Second Inversion hosts share a favorite selection from this Friday’s playlist. Tune in during the indicated hours below on Friday, August 12 to hear these pieces. In the meantime, you’ll hear other great new and unusual music from all corners of the classical genre 24/7!
Daniel Wohl: 323 (Transit) on New Amsterdam Records
Like so much of what we play on Second Inversion, “323” by Daniel Wohl is difficult to categorize. It’s an exuberant piece full of interesting sounds, found noises, and jangly percussion that I’m fairly sure is pots and pans yet the overall feel of the piece can be summed up with the word “radiant.” It’s music that pulsates and cuts into your tympanic membrane with its soft edges. “323” is like if drone and a junkyard gave birth to… a solar system? It’s confusing, but it is a bold confusion that truly works and inspires. – Rachele Hales
Tune in to Second Inversion in the 1pm hour today to hear this recording.
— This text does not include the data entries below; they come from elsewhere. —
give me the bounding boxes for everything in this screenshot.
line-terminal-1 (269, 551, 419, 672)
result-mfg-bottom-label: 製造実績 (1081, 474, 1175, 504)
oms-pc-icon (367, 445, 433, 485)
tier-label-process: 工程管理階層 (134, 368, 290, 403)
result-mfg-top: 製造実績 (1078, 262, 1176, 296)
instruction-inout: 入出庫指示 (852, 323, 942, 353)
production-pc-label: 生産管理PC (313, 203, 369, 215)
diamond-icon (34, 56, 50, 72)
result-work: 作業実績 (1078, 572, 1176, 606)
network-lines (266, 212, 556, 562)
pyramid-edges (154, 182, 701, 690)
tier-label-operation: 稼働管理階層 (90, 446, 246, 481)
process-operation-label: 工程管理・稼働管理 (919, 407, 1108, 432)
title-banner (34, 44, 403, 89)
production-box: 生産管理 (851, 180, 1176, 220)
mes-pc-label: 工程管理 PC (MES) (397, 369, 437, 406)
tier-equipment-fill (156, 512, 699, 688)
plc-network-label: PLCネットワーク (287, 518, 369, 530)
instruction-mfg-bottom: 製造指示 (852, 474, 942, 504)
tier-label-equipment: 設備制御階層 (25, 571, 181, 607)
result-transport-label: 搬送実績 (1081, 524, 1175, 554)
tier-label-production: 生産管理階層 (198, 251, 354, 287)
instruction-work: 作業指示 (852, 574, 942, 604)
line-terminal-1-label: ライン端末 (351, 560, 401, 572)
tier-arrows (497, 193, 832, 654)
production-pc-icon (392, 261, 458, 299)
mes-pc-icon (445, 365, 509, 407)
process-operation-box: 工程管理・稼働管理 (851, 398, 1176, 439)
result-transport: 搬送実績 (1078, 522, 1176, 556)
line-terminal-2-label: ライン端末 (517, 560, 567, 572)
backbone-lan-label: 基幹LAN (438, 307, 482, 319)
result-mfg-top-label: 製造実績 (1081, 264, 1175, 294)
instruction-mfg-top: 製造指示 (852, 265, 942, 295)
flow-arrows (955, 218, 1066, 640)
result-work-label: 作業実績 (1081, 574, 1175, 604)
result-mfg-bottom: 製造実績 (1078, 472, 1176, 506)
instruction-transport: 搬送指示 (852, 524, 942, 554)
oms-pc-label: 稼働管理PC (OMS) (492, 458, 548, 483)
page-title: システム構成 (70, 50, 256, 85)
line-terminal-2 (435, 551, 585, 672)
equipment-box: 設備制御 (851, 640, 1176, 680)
Darcy James Argue: Phobos (Darcy James Argue’s Secret Society) on New Amsterdam Records
If you’re someone who is immersed in (small ‘c’) classical music most or all of the time, it can be refreshing (and necessary) to bend your ears on something that really challenges you to think about what makes music “classical.” Where are the boundaries of the art form? Darcy James Argue’s track Phobos can help you grapple with (if not answer) these questions. This is first and foremost jazz, but it has so many elements more closely associated with other types of music that it really forces listeners to ask themselves some tough questions (if they are insistent on classifying the music at all!). Among the shades of minimalism and post-rock, those big-band “jazz” chords begin to sound like tone clusters… Listen to the barriers fall! Wonderful! – Seth Tompkins
Tune in to Second Inversion in the 4pm hour today to hear this recording.
Missy Mazzoli: Vespers for a New Dark Age (Victoire, Lorna Dune, and Glenn Kotche) on New Amsterdam Records
The Western classical music tradition as we know it began in the Church. And both the Church and the Western classical music tradition have historically excluded women from positions of power and authority.
Which is a big part of what makes composer Missy Mazzoli’s 30-minute masterwork Vespers for a New Dark Age so striking, so liberating, and—for lack of a better word—so brilliant. Performed with her all-female new age art pop ensemble Victoire, electro keyboardist Lorna Dune, and rock drummer Glenn Kotche, the piece reimagines the traditional vespers prayer service in the modern age, replacing the customary sacred verses with the haunting and elegant poetry of Matthew Zapruder.
The result is a 21st century version of the vespers service which explores the intersection of our modern technological age with the old-fashioned formality of religious services. Oh, and I guess it could also be heard as a feminist assertion of women’s immense (and too often forgotten) contributions to the classical music tradition. – Maggie Molloy
Tune in to Second Inversion in the 6pm hour today to hear this recording.
Kevin Puts: River’s Rush (Marin Alsop, Peabody Symphony Orchestra) on NAXOS Records
With its churning arpeggios and big, muscular orchestration, this piece reminds me of hurtling down the Salmon River in Idaho on a whitewater rafting trip. The tremendous excitement that the opening music generates is matched by the beauty of a lushly-orchestrated, flowing middle section. A winner of the Pulitzer Prize for his opera Silent Night, Puts is known for his flute and piano concertos and four symphonies, but this stand-alone work might be my new favorite. – Geoffrey Larson
Tune in to Second Inversion in the 9pm hour today to hear this recording.